Somerville Speakup Line:Board of Aldermen Meetings With Further Discussion on Transfer Fee Tax Issue

Dear Billy T and Somerville Speakup Line,

I attended the meeting last night to discuss the transfer tax by the Board of Aldermen.

There will be another meeting tomorrow, Wednesday, 4/11, for the board to discuss amendments.

As that information becomes available, I will pass it along, so please check back about meeting dates and times.

There was a low turn out of constituents last night.

Here are the highlights taken from the meeting of 4/9 at 6:00 p.m., at city hall:

Alderman at Large, MaryJo Rossetti asked board members to consider having more discussion and public forums.

Residents who have emailed her would like to continue an ongoing dialogue about the transfer tax at public forums.

She also reminded the board that many constituents were not notified about the public hearing taking place on Wednesday, April 4, 2018 and residents would like to remain engaged in the process.

Although, board members agreed this was a good idea, they also shared their concern about the issue of not meeting the transfer tax deadline to the legislators by the end of April 2018.

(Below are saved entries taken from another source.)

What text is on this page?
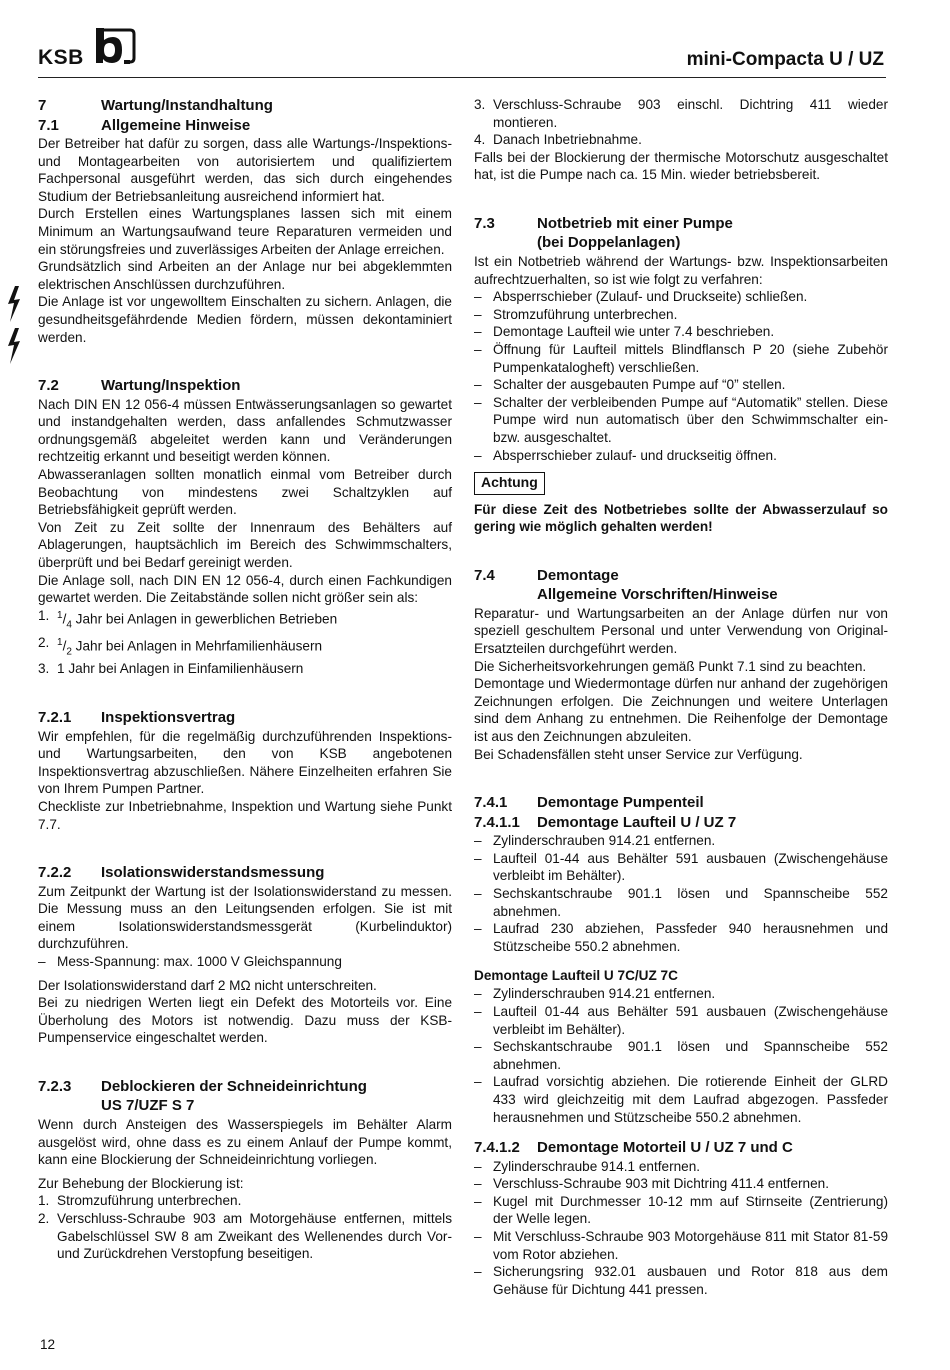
KSB	mini-Compacta U / UZ
7	Wartung/Instandhaltung
7.1	Allgemeine Hinweise
Der Betreiber hat dafür zu sorgen, dass alle Wartungs-/Inspektions- und Montagearbeiten von autorisiertem und qualifiziertem Fachpersonal ausgeführt werden, das sich durch eingehendes Studium der Betriebsanleitung ausreichend informiert hat.
Durch Erstellen eines Wartungsplanes lassen sich mit einem Minimum an Wartungsaufwand teure Reparaturen vermeiden und ein störungsfreies und zuverlässiges Arbeiten der Anlage erreichen.
Grundsätzlich sind Arbeiten an der Anlage nur bei abgeklemmten elektrischen Anschlüssen durchzuführen.
Die Anlage ist vor ungewolltem Einschalten zu sichern. Anlagen, die gesundheitsgefährdende Medien fördern, müssen dekontaminiert werden.
7.2	Wartung/Inspektion
Nach DIN EN 12 056-4 müssen Entwässerungsanlagen so gewartet und instandgehalten werden, dass anfallendes Schmutzwasser ordnungsgemäß abgeleitet werden kann und Veränderungen rechtzeitig erkannt und beseitigt werden können.
Abwasseranlagen sollten monatlich einmal vom Betreiber durch Beobachtung von mindestens zwei Schaltzyklen auf Betriebsfähigkeit geprüft werden.
Von Zeit zu Zeit sollte der Innenraum des Behälters auf Ablagerungen, hauptsächlich im Bereich des Schwimmschalters, überprüft und bei Bedarf gereinigt werden.
Die Anlage soll, nach DIN EN 12 056-4, durch einen Fachkundigen gewartet werden. Die Zeitabstände sollen nicht größer sein als:
1. $^1/_4$ Jahr bei Anlagen in gewerblichen Betrieben
2. $^1/_2$ Jahr bei Anlagen in Mehrfamilienhäusern
3. 1 Jahr bei Anlagen in Einfamilienhäusern
7.2.1	Inspektionsvertrag
Wir empfehlen, für die regelmäßig durchzuführenden Inspektions- und Wartungsarbeiten, den von KSB angebotenen Inspektionsvertrag abzuschließen. Nähere Einzelheiten erfahren Sie von Ihrem Pumpen Partner.
Checkliste zur Inbetriebnahme, Inspektion und Wartung siehe Punkt 7.7.
7.2.2	Isolationswiderstandsmessung
Zum Zeitpunkt der Wartung ist der Isolationswiderstand zu messen. Die Messung muss an den Leitungsenden erfolgen. Sie ist mit einem Isolationswiderstandsmessgerät (Kurbelinduktor) durchzuführen.
– Mess-Spannung: max. 1000 V Gleichspannung
Der Isolationswiderstand darf 2 MΩ nicht unterschreiten.
Bei zu niedrigen Werten liegt ein Defekt des Motorteils vor. Eine Überholung des Motors ist notwendig. Dazu muss der KSB-Pumpenservice eingeschaltet werden.
7.2.3	Deblockieren der Schneideinrichtung
US 7/UZF S 7
Wenn durch Ansteigen des Wasserspiegels im Behälter Alarm ausgelöst wird, ohne dass es zu einem Anlauf der Pumpe kommt, kann eine Blockierung der Schneideinrichtung vorliegen.
Zur Behebung der Blockierung ist:
1. Stromzuführung unterbrechen.
2. Verschluss-Schraube 903 am Motorgehäuse entfernen, mittels Gabelschlüssel SW 8 am Zweikant des Wellenendes durch Vor- und Zurückdrehen Verstopfung beseitigen.
3. Verschluss-Schraube 903 einschl. Dichtring 411 wieder montieren.
4. Danach Inbetriebnahme.
Falls bei der Blockierung der thermische Motorschutz ausgeschaltet hat, ist die Pumpe nach ca. 15 Min. wieder betriebsbereit.
7.3	Notbetrieb mit einer Pumpe
(bei Doppelanlagen)
Ist ein Notbetrieb während der Wartungs- bzw. Inspektionsarbeiten aufrechtzuerhalten, so ist wie folgt zu verfahren:
– Absperrschieber (Zulauf- und Druckseite) schließen.
– Stromzuführung unterbrechen.
– Demontage Laufteil wie unter 7.4 beschrieben.
– Öffnung für Laufteil mittels Blindflansch P 20 (siehe Zubehör Pumpenkatalogheft) verschließen.
– Schalter der ausgebauten Pumpe auf “0” stellen.
– Schalter der verbleibenden Pumpe auf “Automatik” stellen. Diese Pumpe wird nun automatisch über den Schwimmschalter ein- bzw. ausgeschaltet.
– Absperrschieber zulauf- und druckseitig öffnen.
Achtung
Für diese Zeit des Notbetriebes sollte der Abwasserzulauf so gering wie möglich gehalten werden!
7.4	Demontage
Allgemeine Vorschriften/Hinweise
Reparatur- und Wartungsarbeiten an der Anlage dürfen nur von speziell geschultem Personal und unter Verwendung von Original-Ersatzteilen durchgeführt werden.
Die Sicherheitsvorkehrungen gemäß Punkt 7.1 sind zu beachten.
Demontage und Wiedermontage dürfen nur anhand der zugehörigen Zeichnungen erfolgen. Die Zeichnungen und weitere Unterlagen sind dem Anhang zu entnehmen. Die Reihenfolge der Demontage ist aus den Zeichnungen abzuleiten.
Bei Schadensfällen steht unser Service zur Verfügung.
7.4.1	Demontage Pumpenteil
7.4.1.1	Demontage Laufteil U / UZ 7
– Zylinderschrauben 914.21 entfernen.
– Laufteil 01-44 aus Behälter 591 ausbauen (Zwischengehäuse verbleibt im Behälter).
– Sechskantschraube 901.1 lösen und Spannscheibe 552 abnehmen.
– Laufrad 230 abziehen, Passfeder 940 herausnehmen und Stützscheibe 550.2 abnehmen.
Demontage Laufteil U 7C/UZ 7C
– Zylinderschrauben 914.21 entfernen.
– Laufteil 01-44 aus Behälter 591 ausbauen (Zwischengehäuse verbleibt im Behälter).
– Sechskantschraube 901.1 lösen und Spannscheibe 552 abnehmen.
– Laufrad vorsichtig abziehen. Die rotierende Einheit der GLRD 433 wird gleichzeitig mit dem Laufrad abgezogen. Passfeder herausnehmen und Stützscheibe 550.2 abnehmen.
7.4.1.2	Demontage Motorteil U / UZ 7 und C
– Zylinderschraube 914.1 entfernen.
– Verschluss-Schraube 903 mit Dichtring 411.4 entfernen.
– Kugel mit Durchmesser 10-12 mm auf Stirnseite (Zentrierung) der Welle legen.
– Mit Verschluss-Schraube 903 Motorgehäuse 811 mit Stator 81-59 vom Rotor abziehen.
– Sicherungsring 932.01 ausbauen und Rotor 818 aus dem Gehäuse für Dichtung 441 pressen.
12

Board members agreed they were swamped with hundreds of emails from constituents – those opposed and those in favor. Some board members said they have a much deeper understanding of how any news of tax increase effects long time residents and said they were unaware of their hardships.

Some board members also agree it was not a good idea to rush the transfer tax.

One comment stood out for me by Alderman Hirsch who is considered the data guru of the board and cited:

“72 % of Somerville’s real estate is owned by investors”.

There was no other details provided, but I’m guessing that means anyone who is not homeowner occupied and considered to be the owner of investment property.

But we should definitely ask Alderman Hirsch for more data on this finding.

There is a video of this meeting on the City of Somerville website. I encourage you to watch it for more details.

Also Billy, Katjiana got back to me about meetings this week—

Tomorrow, Wednesday 4/11 is a public meeting to discuss the transfer tax not more public speaking only board discussion.

Thursday night is regular BOA meeting, there may be more discussion when Legislative Matter Committee report is read. After Wednesday, details might change.

Judy Locchi Jacobs

3 thoughts on “Somerville Speakup Line:Board of Aldermen Meetings With Further Discussion on Transfer Fee Tax Issue”

  1. My husband and I attended the meeting last night as well. What was up with the low turnout? Even though we were unable to add to the dialogue, surely a better turnout would have made a silent statement. We were pleased that Ms. Rossetti started the evening with her comments; we believe her statements and opinions set the tone for the evening.

  2. I’m very disturbed that our Alderman don’t have the balls to tell the Mayor to US mail all home owner about this very important issues. Regardless of who pays this tax, it will significantly effect property values in a negative way in this town, and likely end “Somerville’s Hot Real Estate Market”.

    The plan is to help those who make up to 150% of the Boston median income in Boston ($110K/year), so folks making up to $161K/years. The median household income of Somerville Home Owners is only $66K/year. This is a reverse Robin Hood.

    Our property values are going to fall, as a properties with transfer tax attached are worth less – no math required and it’s at least as bad as a lien.

    It get’s worse – out tax payments will be given to folks who make up to three times what we earn, so they can afford to buy our property.

    If your head is spinning, it should be. You are not possessed, but your Alderman appears to be. Write them to tell them NO TRANSFER TAX.
    boardofaldermen@somervillema.gov

  3. The issue appears to be the desire to generate more money. Why not have EVERY one contribute? Maybe a move in tax of a hundred.

    For those who cannot pay it – community service of 2 days where they do something to maintain / improve the housing stock the city owns. People do not need skills to sweep, or cut a lawn, or rake, or paint.

    On the 4 proposals to generate more money – will this include hiring more city employees OR will it go towards housing?

    What happened to the CPA that is paid in every prop tax bill?